Memory-aware scheduling is the scheduler policy of sizing and placing work against memory as a first-class resource, not CPU alone. In distributed compute frameworks, tasks declare an expected memory footprint at invocation time, and the scheduler packs workers so that the sum of expected footprints fits the worker's physical memory budget.

Why it matters

  • In many columnar / merge / ML workloads, memory — not CPU — is the bottleneck. Packing by CPU over-commits memory and produces OOM kills instead of queueing.
  • Without the hint, schedulers default to CPU packing and over-commit; OOM is not graceful — it terminates the task, throws away progress, and often triggers a cascading worker restart.
  • With a credible memory hint, the scheduler can reject or delay the task rather than OOM. Workloads with steady memory profiles can therefore run at much higher cluster utilisation without the tail of OOM failures.

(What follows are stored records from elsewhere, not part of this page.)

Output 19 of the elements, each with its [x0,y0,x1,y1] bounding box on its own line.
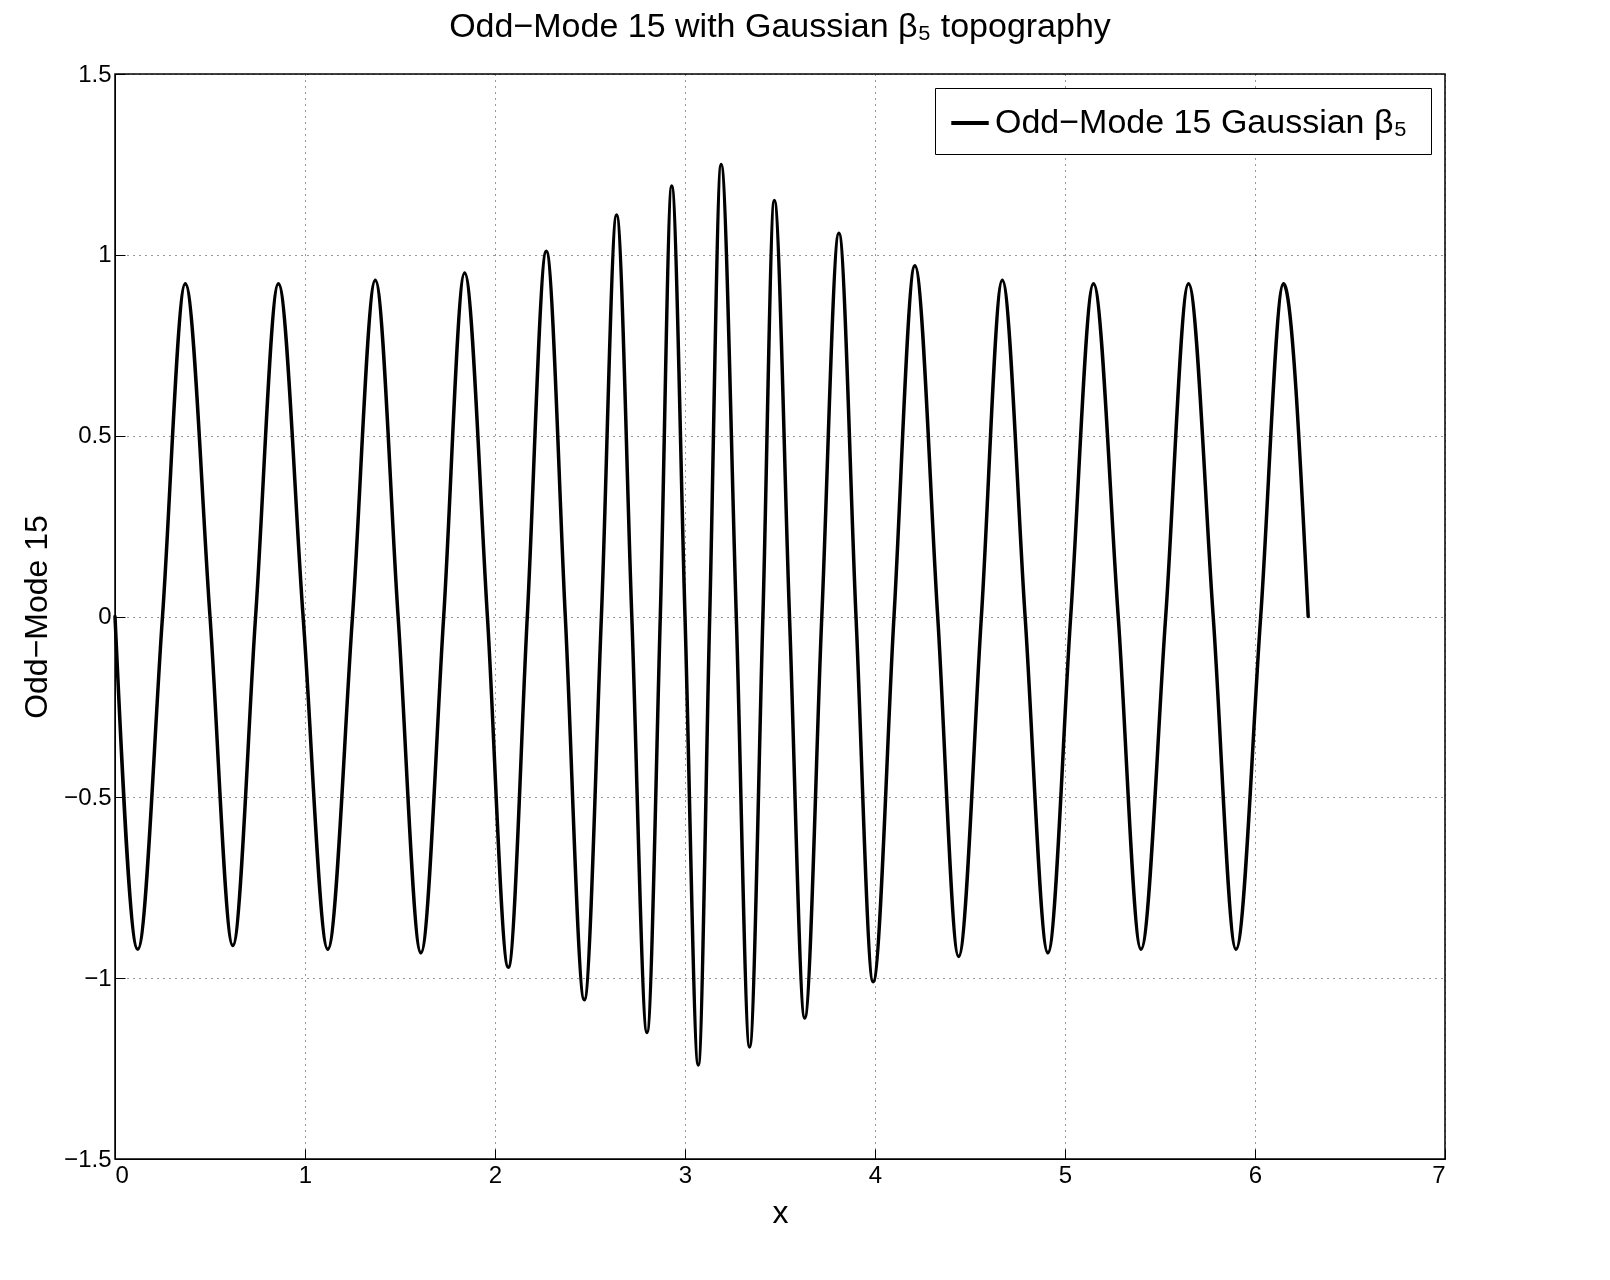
x-tick-label: 5 [1058,1160,1073,1188]
x-tick-label: 3 [678,1160,693,1188]
x-tick-label: 7 [1432,1160,1446,1188]
y-tick-label: −1.5 [64,1144,112,1172]
x-tick-label: 4 [868,1160,883,1188]
y-axis-title: Odd−Mode 15 [18,515,55,719]
x-tick-label: 1 [298,1160,313,1188]
x-tick-label: 6 [1248,1160,1263,1188]
y-tick-label: −0.5 [64,782,112,810]
x-tick-label: 2 [488,1160,503,1188]
legend-label: Odd−Mode 15 Gaussian β₅ [995,102,1408,140]
y-tick-label: 0.5 [78,421,112,449]
y-tick-label: −1 [84,963,112,991]
chart-title: Odd−Mode 15 with Gaussian β₅ topography [449,6,1111,44]
y-tick-label: 0 [98,602,112,629]
x-tick-label: 0 [115,1160,129,1188]
y-tick-label: 1.5 [78,59,112,87]
y-tick-label: 1 [98,240,112,268]
x-axis-title: x [772,1193,789,1230]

Ray documents this explicitly under memory-aware-scheduling.

Sourcing the expected memory

  • Past-trends lookup — run history for this task class / input shape, use p50 or p99 of past memory peaks as the hint.
  • Static upper bound from the plan — for dataflow-shaped work, reason about the plan's row-group size × column count × input count.
  • Dynamic introspection — run a cheap sizing pass to measure input data before scheduling the heavy pass.

Amazon BDT's experience

In the 2022 exabyte-scale data-quality service (Amazon BDT's Ray test-bed before business-critical compaction), OOM errors were the dominant failure class. Resolved by telegraphing expected memory usage at Ray task invocation time via memory-aware scheduling, based on past trends — i.e. running-history-backed hints.

(Source: sources/2024-07-29-aws-amazons-exabyte-scale-migration-from-apache-spark-to-ray-on-ec2)

Why it caps efficiency gains

The flip side: BDT's Q1 2024 average cluster-memory utilisation was 54.6% of the 36 TiB allocated. Ray's efficiency gain vs Spark (82%) is capped by that headroom: if memory could safely be run at 90%+, the efficiency gap would widen to >90%. That delta is what the next generation of the Flash Compactor targets by tightening memory-aware-scheduling estimates + pipelining.

Seen in

  • sources/2024-07-29-aws-amazons-exabyte-scale-migration-from-apache-spark-to-ray-on-ec2 — named as the mechanism Amazon BDT used to resolve the OOM failures they hit when first running Ray at exabyte scale on their data-quality service (2022), and referenced as the lever that can close the gap from 54.6% → 90% memory utilisation (and therefore the 82% → 90%+ cost-efficiency improvement) in the Flash Compactor's next revision.
Last updated · 200 distilled / 1,178 read